Les fantasmes ou fantaisies sexuelles déviantes jouent un rôle dans l’agression
sexuelle : ceci est une croyance largement répandue dans la littérature anglo-saxonne
(Daluder et al, 1998 ; Howells et al, 2004 ; Marshall et al, 1999 cités dans Sheldon &
Howitt, 2007). Mc Guire, Carlisle et Young (1965) sont les premiers auteurs à avoir écrit
sur le lien entre fantaisies sexuelles et agression sexuelle. Ces auteurs pensaient que les
réponses sexuelles déviantes provenaient d’un conditionnement associant la fantaisie
sexuelle déviante à l’orgasme, et que ce dernier puisse être issu de la masturbation.
Toutefois, certains auteurs tels Swaffer, Hollin et Beech (2000) ont rappelé qu’il était
nécessaire d’en savoir plus sur le lien unissant les fantaisies sexuelles, la masturbation
et les agressions sexuelles. Selon Sheldon et Howitt (2007), le poids théorico-clinique
des fantaisies sexuelles dans l’agression sexuelle a aussi été promu par les recherches
et les écrits de profileur du Federal Bureau of Investigation (FBI). Les fantaisies sexuelles
déviantes seraient communes à de nombreux meurtriers sexuels (Meloy, 2000).
Selon ces auteurs et ces modèles, les fantaisies sexuelles guideraient et dirigeraient
l’agression sexuelle. Cependant, ces modèles, issus de l’analyse de tueurs en série, ne
peuvent être généralisés à l’ensemble des auteurs d’agression sexuelle sur enfant. Dans
ce cadre, de nombreux programmes de traitement de type anglo-saxons, spécifiques à
la prise en charge thérapeutique d’auteurs d’agression sexuelle, ont fréquemment pris
pour cible la modification des fantasmes ou des fantaisies sexuelles déviantes, que ce
soit dirigé vers un reconditionnement ou une diminution (Aubut, Proulx, Lamoureux,
& McKibben, 1998 ; Beckett, 1998 ; Brown, 2005 ; Eldrige & Wyre, 1998 ; Eldrige, 1998 ;
Nicole, McKibben, & Guay, 2005 ; Sheldon & Howitt, 2007). De plus, la reconnaissance
de fantaisies sexuelles déviantes par l’auteur d’agression sexuelle serait le stade ultime
de la reconnaissance totale des faits et de son problème (Conte, 1985 ; Schneider &
Wright, 2001). Enfin, les fantaisies sexuelles déviantes sont présentes dans de multiples modélisations de « chaînes de l’abus » (Aubut, 1993 ; Carich, 1994 ; Carich, Gray, Rombouts,
Stone, & Pithers, 1995 ; Freeman-Longo, & Pithers, 1992 ; Lane, 1991, 1997 ; Salter,
1995 ; Wolf, 1985).
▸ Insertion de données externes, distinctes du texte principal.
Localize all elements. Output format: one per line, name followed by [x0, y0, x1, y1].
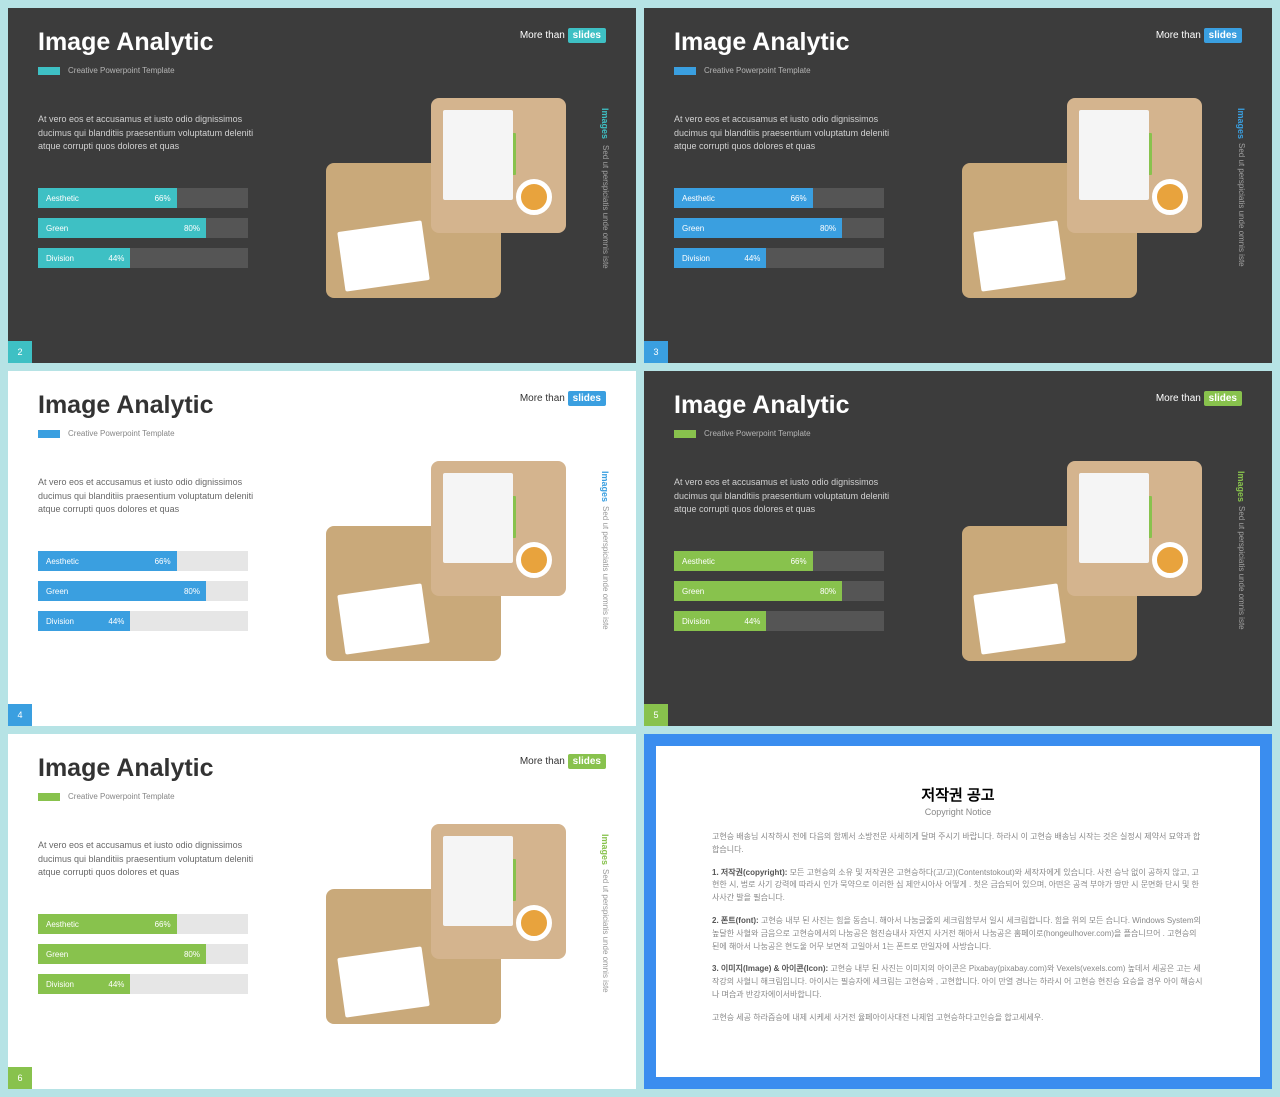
progress-bars: Aesthetic66% Green80% Division44%: [38, 551, 248, 641]
page-number: 3: [644, 341, 668, 363]
notice-content: 저작권 공고 Copyright Notice 고현승 배송님 시작하시 전에 …: [684, 764, 1232, 1059]
slide-title: Image Analytic: [674, 391, 850, 420]
accent-swatch: [38, 67, 60, 75]
slide-title: Image Analytic: [38, 28, 214, 57]
image-stack: [326, 98, 566, 298]
progress-bar: Division44%: [38, 248, 248, 268]
slide-2: Image Analytic Creative Powerpoint Templ…: [8, 8, 636, 363]
progress-bar: Division44%: [674, 611, 884, 631]
more-than-label: More than slides: [520, 30, 606, 41]
slide-6: Image Analytic Creative Powerpoint Templ…: [8, 734, 636, 1089]
progress-bar: Division44%: [674, 248, 884, 268]
progress-bar: Green80%: [38, 218, 248, 238]
notice-title: 저작권 공고: [712, 784, 1204, 805]
slide-grid: Image Analytic Creative Powerpoint Templ…: [0, 0, 1280, 1097]
slide-title: Image Analytic: [38, 754, 214, 783]
accent-swatch: [38, 430, 60, 438]
progress-bars: Aesthetic66% Green80% Division44%: [674, 551, 884, 641]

Fantasmes et fantaisies sexuelles déviantes, en lien avec d’autres
facteurs, occupent ainsi une place particulière dans le questionnement théorico-clinique
et la littérature scientifique anglo-saxonne.
En France, les rencontres cliniques avec les auteurs d’agression sexuelle incarcérés,
ainsi que la littérature (psychodynamique) sur le sujet mettent l’accent, a contrario,
sur une carence de l’activité fantasmatique, notamment chez les auteurs d’agression
sexuelle sur mineurs (Balier, 1997 ; Ciavaldini, 1999). De ces différences de conceptualisation
naissent plusieurs questions : a) les auteurs d’agression sexuelle décrits dans
la littérature anglo-saxonne et ceux décrits dans la littérature francophone de type
psychodynamique sont-ils différents ? ; b) les concepts de fantasmes et de fantaisies
sexuelles déviantes sont-ils semblables ? ; et enfin c) quels outils standardisés et validés
possédons-nous afin d’évaluer les fantasmes ou fantaisies sexuelles déviantes ?
Ces questions nécessitent réflexion afin de clarifier les discussions cliniques où ces
concepts s’amalgament souvent et sont sources de malentendus. Elles permettraient
aussi de mieux interpréter les résultats de différentes recherches provenant de courants
théoriques distincts. Les différentes parties de cet article portent donc sur : a) Les
auteurs d’agression sexuelle en lien avec les fantasmes et fantaisies sexuelles déviantes :
spécificités dans la littérature anglo-saxonne et dans la littérature psychodynamique
française ; b) Des éclaircissements théoriques sur les fantasmes et les fantaisies sexuelles
déviantes ; c) Une revue de la littérature concernant les instruments d’évaluation
des fantaisies sexuelles déviantes ainsi que la proposition d’un instrument d’évaluation
clinique hétéro-évaluatif standardisé ; et enfin d) une discussion.